The recruitment of ACF1 and SMARCA5 to DNA lesions relies on ADP-ribosylation dependent chromatin unfolding
ADP-ribosylation signaling orchestrates the recruitment of various repair actors and chromatin remodeling processes promoting access to lesions during the early stages of the DNA damage response. The chromatin remodeler complex ACF, composed of the ATPase subunit SMARCA5/SNF2H and the cofactor ACF1/BAZ1A, is among the factors that accumulate at DNA lesions in an ADP-ribosylation dependent manner. In this work, we show that each subunit of the ACF complex accumulates to DNA breaks independently from its partner. Furthermore, we demonstrate that the recruitment of SMARCA5 and ACF1 to sites of damage is not due to direct binding to the ADP-ribose moieties but due to facilitated DNA binding at relaxed ADP-ribosylated chromatin. Therefore, our work provides new insights regarding the mechanisms underlying the timely accumulation of ACF1 and SMARCA5 to DNA lesions, where they contribute to efficient DNA damage resolution.
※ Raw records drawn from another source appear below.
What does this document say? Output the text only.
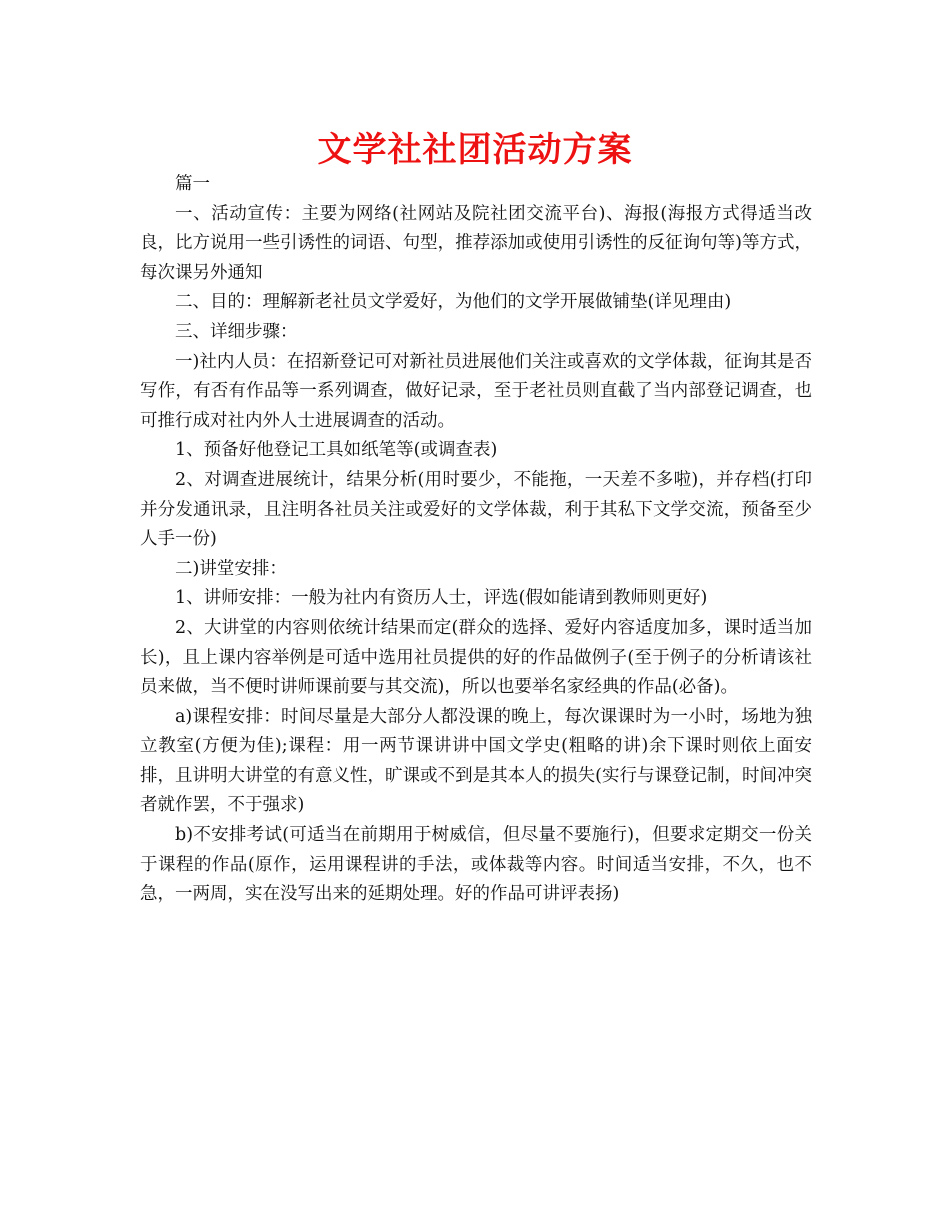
文学社社团活动方案

篇一

一、活动宣传：主要为网络(社网站及院社团交流平台)、海报(海报方式得适当改良，比方说用一些引诱性的词语、句型，推荐添加或使用引诱性的反征询句等)等方式，每次课另外通知

二、目的：理解新老社员文学爱好，为他们的文学开展做铺垫(详见理由)

三、详细步骤：

一)社内人员：在招新登记可对新社员进展他们关注或喜欢的文学体裁，征询其是否写作，有否有作品等一系列调查，做好记录，至于老社员则直截了当内部登记调查，也可推行成对社内外人士进展调查的活动。

1、预备好他登记工具如纸笔等(或调查表)

2、对调查进展统计，结果分析(用时要少，不能拖，一天差不多啦)，并存档(打印并分发通讯录，且注明各社员关注或爱好的文学体裁，利于其私下文学交流，预备至少人手一份)

二)讲堂安排：

1、讲师安排：一般为社内有资历人士，评选(假如能请到教师则更好)

2、大讲堂的内容则依统计结果而定(群众的选择、爱好内容适度加多，课时适当加长)，且上课内容举例是可适中选用社员提供的好的作品做例子(至于例子的分析请该社员来做，当不便时讲师课前要与其交流)，所以也要举名家经典的作品(必备)。

a)课程安排：时间尽量是大部分人都没课的晚上，每次课课时为一小时，场地为独立教室(方便为佳);课程：用一两节课讲讲中国文学史(粗略的讲)余下课时则依上面安排，且讲明大讲堂的有意义性，旷课或不到是其本人的损失(实行与课登记制，时间冲突者就作罢，不于强求)

b)不安排考试(可适当在前期用于树威信，但尽量不要施行)，但要求定期交一份关于课程的作品(原作，运用课程讲的手法，或体裁等内容。时间适当安排，不久，也不急，一两周，实在没写出来的延期处理。好的作品可讲评表扬)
The ACF chromatin remodeling complex is involved in DNA repair. Here, we investigate the mechanisms underlying the recruitment of ACF to DNA lesions.
We show that ACF1 and SMARCA5, the subunits of the ACF complex, recruit to DNA lesions independently of each other. Furthermore, we find that their ADPr-dependent accumulation to the lesions does not rely on binding to ADP-ribose but rather on the facilitated access to DNA at relaxed ADPr-ribosylated chromatin.
Our work highlight how ADP-ribose dependent chromatin remodeling contributes to efficient DNA repair by promoting the recruitment of the ACF complex to DNA lesions.